Ahora, preparad vuestros detectores de ironía, porque la historia tiene un giro de guion digno de la mejor serie de televisión. Resulta que la mismísima Bari Weiss no es una observadora externa cualquiera con una opinión sobre el estado del periodismo. ¡No, señor! Ella misma fue, en su momento, parte del equipo de CBS. Sí, has leído bien. La persona que ahora aconseja a la cadena que busque la pureza y la falta de agenda, y que se esfuercen por encontrar presentadores que no muestren sus preferencias ideológicas, trabajó en sus entrañas. Es como si el cocinero de un restaurante que acaba de dejar su puesto te dijera que el sitio necesita chefs que no usen ingredientes caducados, sabiendo que él mismo cocinó allí.
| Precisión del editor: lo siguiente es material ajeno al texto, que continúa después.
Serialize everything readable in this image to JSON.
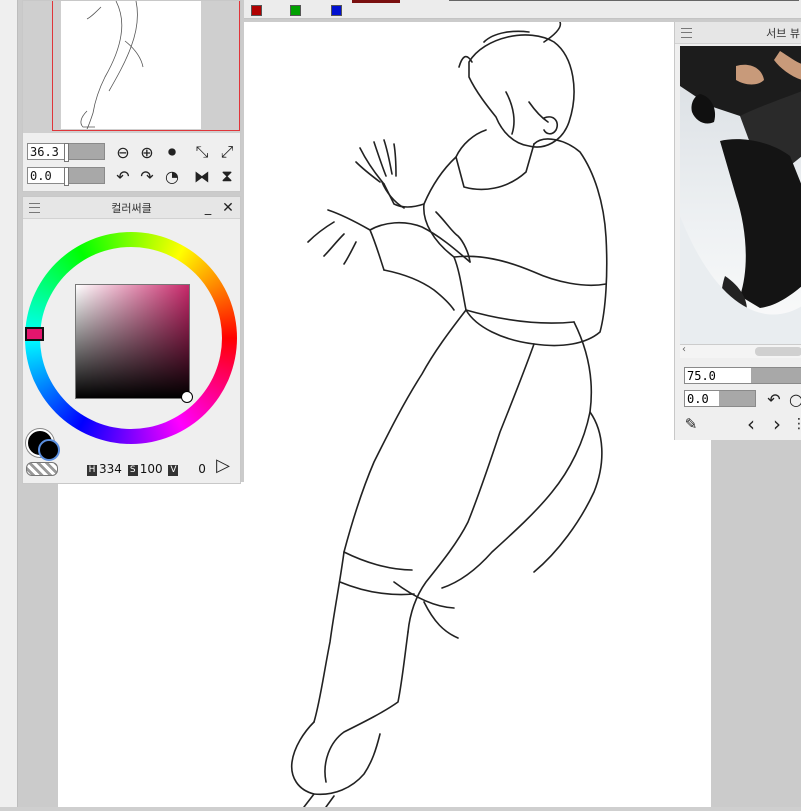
{
  "navigator": {
    "zoom_value": "36.3",
    "rotation_value": "0.0",
    "icons": [
      "zoom-out-icon",
      "zoom-in-icon",
      "zoom-reset-icon",
      "fit-window-icon",
      "actual-size-icon",
      "rotate-left-icon",
      "rotate-right-icon",
      "rotate-reset-icon",
      "flip-horizontal-icon",
      "flip-vertical-icon"
    ]
  },
  "color_panel": {
    "title": "컬러써클",
    "h_label": "H",
    "h_value": "334",
    "s_label": "S",
    "s_value": "100",
    "v_label": "V",
    "v_value": "0",
    "main_color": "#000000",
    "sub_color": "#000000",
    "hue_color": "#e3156d"
  },
  "sub_view": {
    "title": "서브 뷰",
    "zoom_value": "75.0",
    "rotation_value": "0.0"
  },
  "top_strip": {
    "swatch_colors": [
      "#b00000",
      "#00a000",
      "#0010d0"
    ]
  }
}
La situación tiene su miga, ¿o no?
Este pequeño detalle, que podría pasar desapercibido en una lectura rápida, es lo que eleva la noticia a la categoría de joya del ‘lo que no te esperabas’. Nos hace reflexionar sobre la objetividad en el periodismo, las agendas implícitas o explícitas que a veces (o casi siempre) se cuecen a fuego lento en las redacciones y, sobre todo, la fina línea entre la crítica constructiva y la ironía más mordaz. ¿Es una autocrítica velada por su pasado en la cadena? ¿Un consejo sincero pero con una pátina de humor negro involuntario? ¿O simplemente un ‘se pilla antes a un mentiroso que a un cojo’ versión periodística, donde la incoherencia salta a la vista?
Sea como fuere, la anécdota de Bari Weiss y su particular visión para CBS nos deja con una sonrisa de lado a lado y la eterna pregunta rondándonos por la cabeza: ¿quién guarda a los guardias? O, en este caso, ¿quién le recuerda al que da consejos dónde solía trabajar? Una historia que, sin duda, nos da para un buen debate de barra de bar sobre la transparencia, la coherencia y, por qué no, las sorpresas que nos da el mundo de la información.